From Table 5, it can be concluded that WO with the ANN classifier achieves the highest testing accuracy with performance metrics. Consequently, it achieves 0.9591, 0.9572, 0.9564, and 0.9568 in TA, P, R, and F1. For the FS phase, training GWO with the ANN classifier is required to achieve the least consumed time, with 281.27 seconds. In the consumed testing time, the PSO with ANN classifier achieves 0.014 seconds, and WO with ANN achieves 0.032 seconds. For the number of selected features, GWO achieves the least number of features with 742 selected features, while WO achieves the highest number of selected features with 1329.

So, the research decision was to select WO with ANN classifier to be included in the DeepDate model as it achieves the highest testing accuracy with performance metrics.

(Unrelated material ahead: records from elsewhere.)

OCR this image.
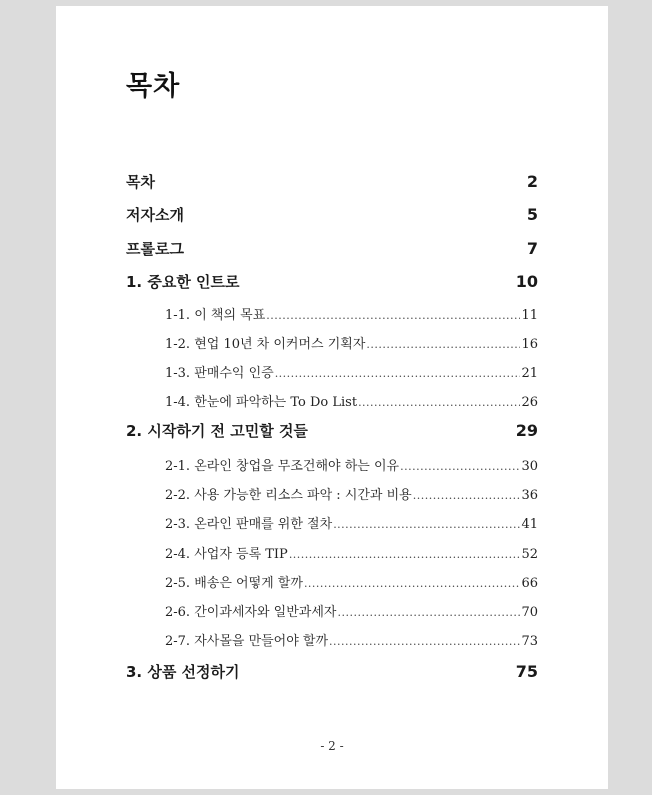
목차
목차	2
저자소개	5
프롤로그	7
1. 중요한 인트로	10
1-1. 이 책의 목표 .....	11
1-2. 현업 10년 차 이커머스 기획자 .....	16
1-3. 판매수익 인증 .....	21
1-4. 한눈에 파악하는 To Do List .....	26
2. 시작하기 전 고민할 것들	29
2-1. 온라인 창업을 무조건해야 하는 이유 .....	30
2-2. 사용 가능한 리소스 파악 : 시간과 비용 .....	36
2-3. 온라인 판매를 위한 절차 .....	41
2-4. 사업자 등록 TIP .....	52
2-5. 배송은 어떻게 할까 .....	66
2-6. 간이과세자와 일반과세자 .....	70
2-7. 자사몰을 만들어야 할까 .....	73
3. 상품 선정하기	75
- 2 -
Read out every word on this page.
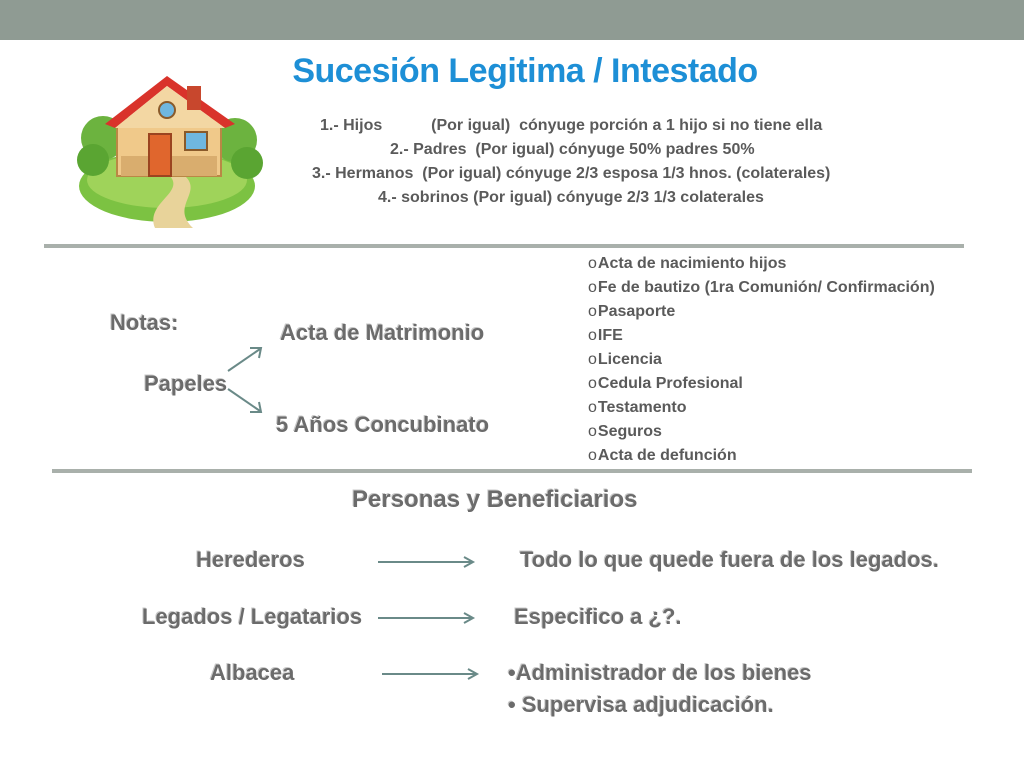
Sucesión Legitima / Intestado
1.- Hijos           (Por igual)  cónyuge porción a 1 hijo si no tiene ella
2.- Padres  (Por igual) cónyuge 50% padres 50%
3.- Hermanos  (Por igual) cónyuge 2/3 esposa 1/3 hnos. (colaterales)
4.- sobrinos (Por igual) cónyuge 2/3 1/3 colaterales
Notas:
Papeles
Acta de Matrimonio
5 Años Concubinato
oActa de nacimiento hijos
oFe de bautizo (1ra Comunión/ Confirmación)
oPasaporte
oIFE
oLicencia
oCedula Profesional
oTestamento
oSeguros
oActa de defunción
Personas y Beneficiarios
Herederos	Todo lo que quede fuera de los legados.
Legados / Legatarios	Especifico a ¿?.
Albacea	•Administrador de los bienes
• Supervisa adjudicación.
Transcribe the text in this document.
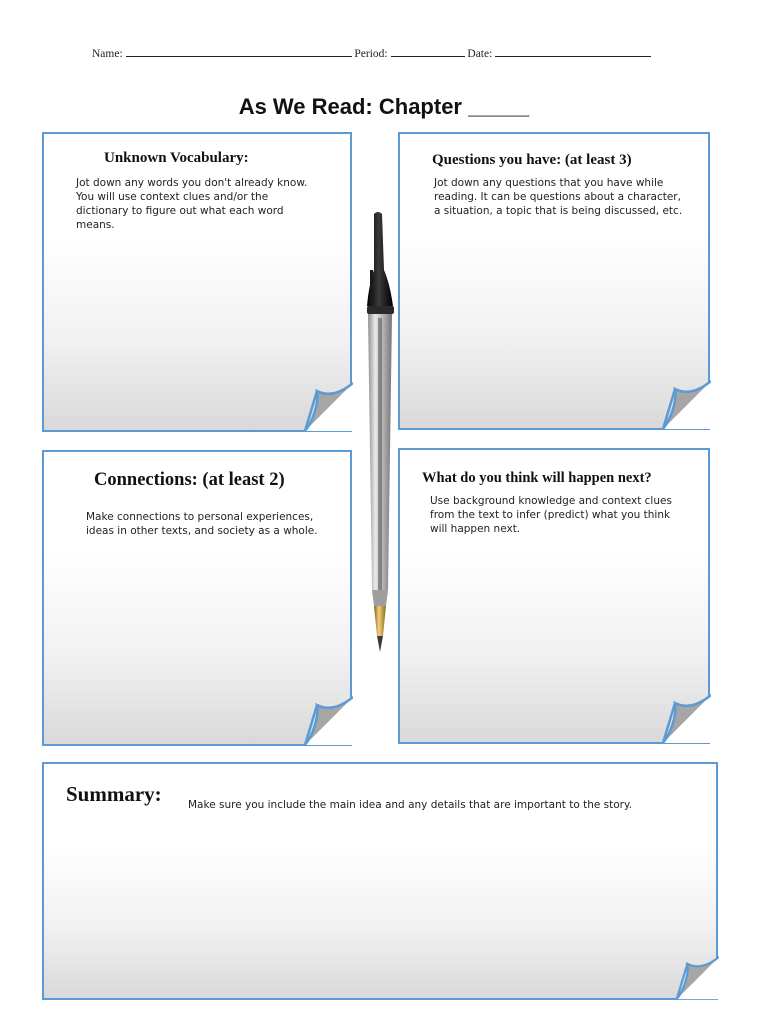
Name:	Period:	Date:
As We Read: Chapter _____
Unknown Vocabulary:
Jot down any words you don't already know. You will use context clues and/or the dictionary to figure out what each word means.
Questions you have: (at least 3)
Jot down any questions that you have while reading. It can be questions about a character, a situation, a topic that is being discussed, etc.
Connections: (at least 2)
Make connections to personal experiences, ideas in other texts, and society as a whole.
What do you think will happen next?
Use background knowledge and context clues from the text to infer (predict) what you think will happen next.
Summary:	Make sure you include the main idea and any details that are important to the story.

DeepDate model VS Resnet50 model

As stated in section 5.1, the Resnet50 model achieved the highest accuracy possible with performance metrics. It overcame the other DTL models (Alexnet, Squeezenet, and Googlenet) in terms of TA, P, R, and F1. This section is dedicated to the comparison between the DeepDate model, and the Resnet50 model. Fig 5 presents a bar graph to compare between DeepDate and Resnet50 according to TA, P, R, and F1.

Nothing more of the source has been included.